Literature
Erect R.K. Laxman memorial in Mumbai: Family
Mumbai, Feb 1
The proposed memorial to
legendary cartoonist R. K. Laxman, announced by Chief Minister Devendra
Fadnavis in Pune last week, must be erected in Mumbai, his family has
urged.
"The CM was very kind to announce the memorial, but the
location has not been specified. We, especially my daughter Rimanika and
wife Usha, are keen that it should come up in Mumbai, where Laxman
spent over seven decades of his life and The Common Man was born," son
Srinivas Laxman told IANS.
He said that it was the vibrant and
never-say-die spirit of the ordinary Mumbaikar that inspired the image
of Laxman's bespectacled creation - The Common Man - always silent with a
confused and bewildered expression at the antics of politicians,
generally in his trademark check shirt with dhoti, and a tuft of hair
clinging to the sides of his worry-marked pate.
Srinivas, himself
a retired journalist from The Times Of India (ToI) and now a specialist
writer on space exploration, said that his father started his
cartooning career in Mumbai and walked the streets of the city, saw it
developing into a global financial centre and chronicled it through his
sketches.
"He had a long, 60-year old friendship with another
great Mumbaikar and cartoonist, the late Bal Thackeray. They used to
have lunch and tea at Chetna Restaurant in those days, laugh and joke.

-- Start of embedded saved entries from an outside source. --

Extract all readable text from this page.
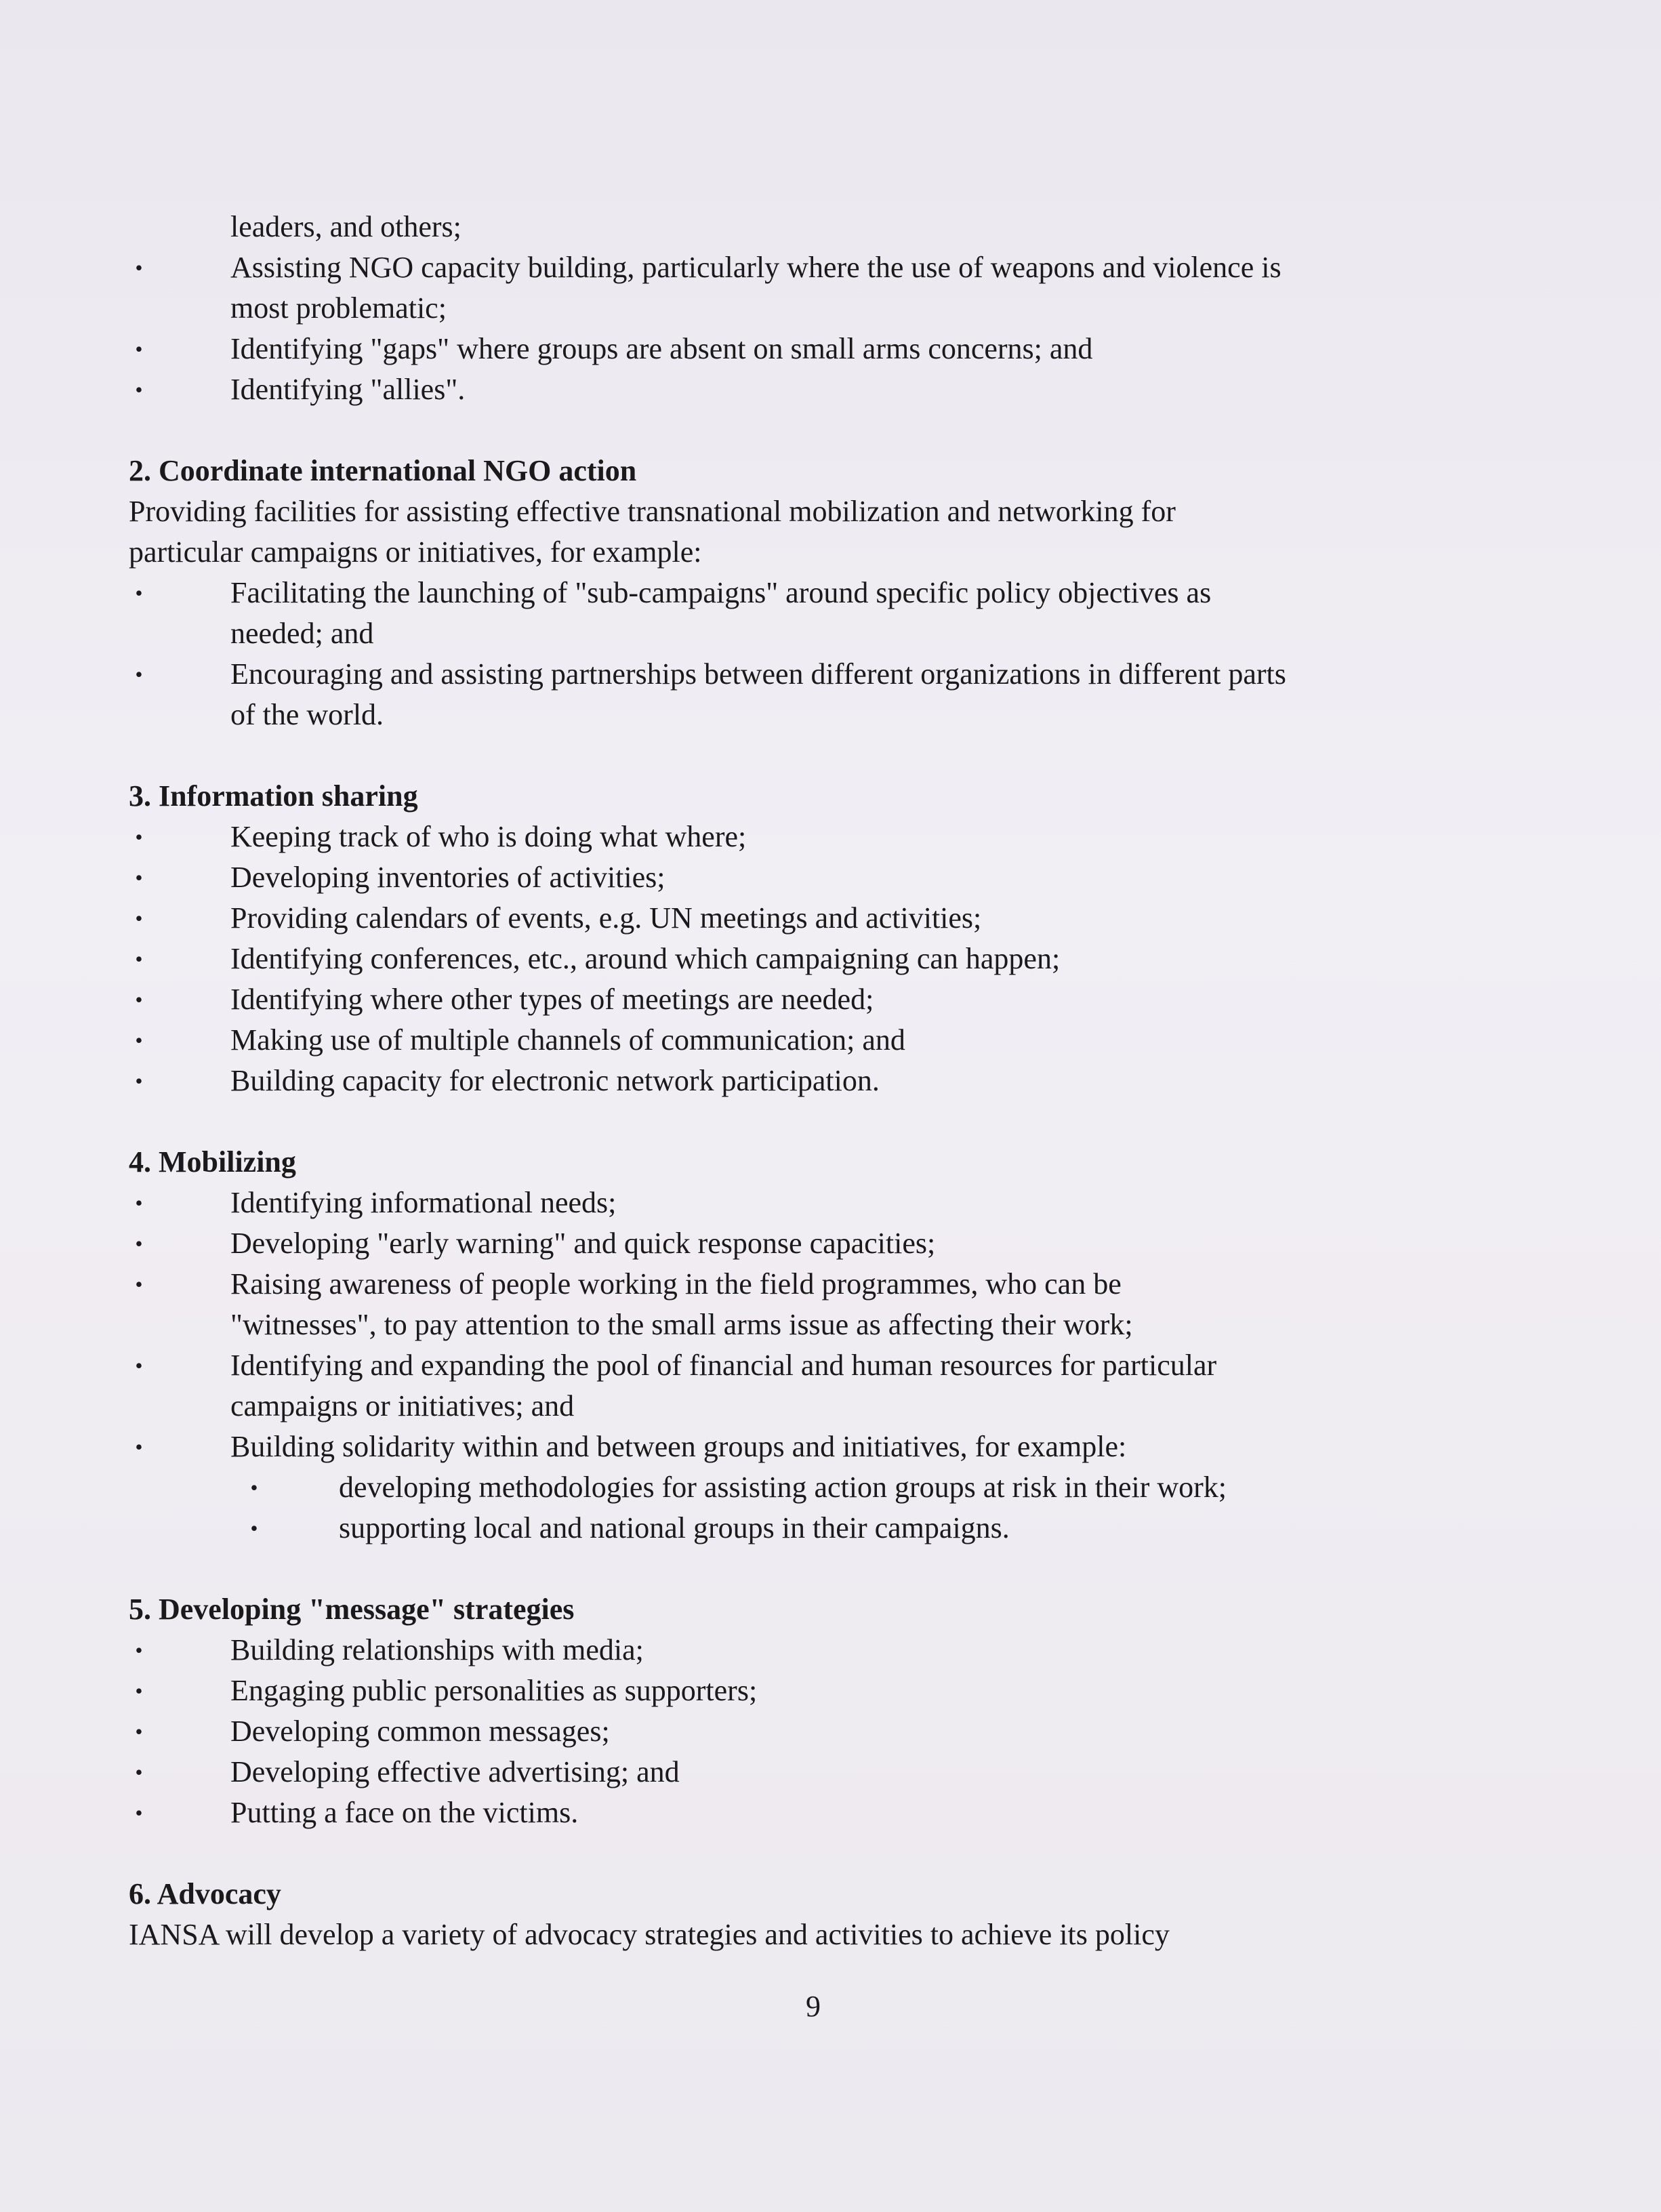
leaders, and others;
•	Assisting NGO capacity building, particularly where the use of weapons and violence is
most problematic;
•	Identifying "gaps" where groups are absent on small arms concerns; and
•	Identifying "allies".
2. Coordinate international NGO action
Providing facilities for assisting effective transnational mobilization and networking for
particular campaigns or initiatives, for example:
•	Facilitating the launching of "sub-campaigns" around specific policy objectives as
needed; and
•	Encouraging and assisting partnerships between different organizations in different parts
of the world.
3. Information sharing
•	Keeping track of who is doing what where;
•	Developing inventories of activities;
•	Providing calendars of events, e.g. UN meetings and activities;
•	Identifying conferences, etc., around which campaigning can happen;
•	Identifying where other types of meetings are needed;
•	Making use of multiple channels of communication; and
•	Building capacity for electronic network participation.
4. Mobilizing
•	Identifying informational needs;
•	Developing "early warning" and quick response capacities;
•	Raising awareness of people working in the field programmes, who can be
"witnesses", to pay attention to the small arms issue as affecting their work;
•	Identifying and expanding the pool of financial and human resources for particular
campaigns or initiatives; and
•	Building solidarity within and between groups and initiatives, for example:
•	developing methodologies for assisting action groups at risk in their work;
•	supporting local and national groups in their campaigns.
5. Developing "message" strategies
•	Building relationships with media;
•	Engaging public personalities as supporters;
•	Developing common messages;
•	Developing effective advertising; and
•	Putting a face on the victims.
6. Advocacy
IANSA will develop a variety of advocacy strategies and activities to achieve its policy
9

Before his death, Thackeray had visited my dad in Pune," Srinivas said.
During
lunch breaks, or on lean working days, Laxman and other senior editors
of ToI would go for walks in the old, bustling Dalal Street (before the
29-storied BSE Building came up in 1980), Strand Book Stall, Jehangir
Art Gallery, the Colaba Causeway, Flora Fountain, and other parts which
comprised the CBD (central business district) of Mumbai, Srinivas said,
explaining how his father got inspired for his works which became
historic creations.
In the 1940s, when Laxman first came to
Mumbai, he lived in the Mirabelle Hotel - which no longer exists - at
Marine Lines and then at other smaller places before moving to his flat
in the posh Breach Candy area, where he spent 70 years of his life.
Owing
to practical reasons - the Mumbai building does not have a lift - the
86-year old Laxman shifted to Pune in April 2008. "But, his heart always
beat for Mumbai. He always wanted to return and live here," Usha said.
In
fact, during his frequent visits from Pune to Mumbai, Laxman enjoyed
going for long drives in various areas and loved to watch the crowds at
Churchgate, Marine Lines, the Chowpatty Beach and the bhelpuriwalas, the
CST and the vicinity of ToI, as also some other old haunts, and always
appeared pleased and excited.
On a more personal level, the
family would miss Laxman's delightful annual 'Happy Birthday gifts' in
the form of a sketch of Rimanika or Srinivas, and also doting
daughter-in-law Usha.
"Practically from my birth, he used to make
at least one annual sketch on my birthday. Later he did some for Usha,
who was very close to him, and then regularly for his grand-daughter
Rimanika," Srinivas said.
Once, during a college event, the young and shy Srinivas was billed as R.K. Laxman's "Greatest Creation"!
"But, we took it in our stride..." he laughs today over the incident in a south Mumbai college over four decades ago.
According
to the family, a Laxman memorial in Mumbai would be a befitting tribute
to both the great city and its prime resident, The Common Man, whose
statue is already installed at Worli.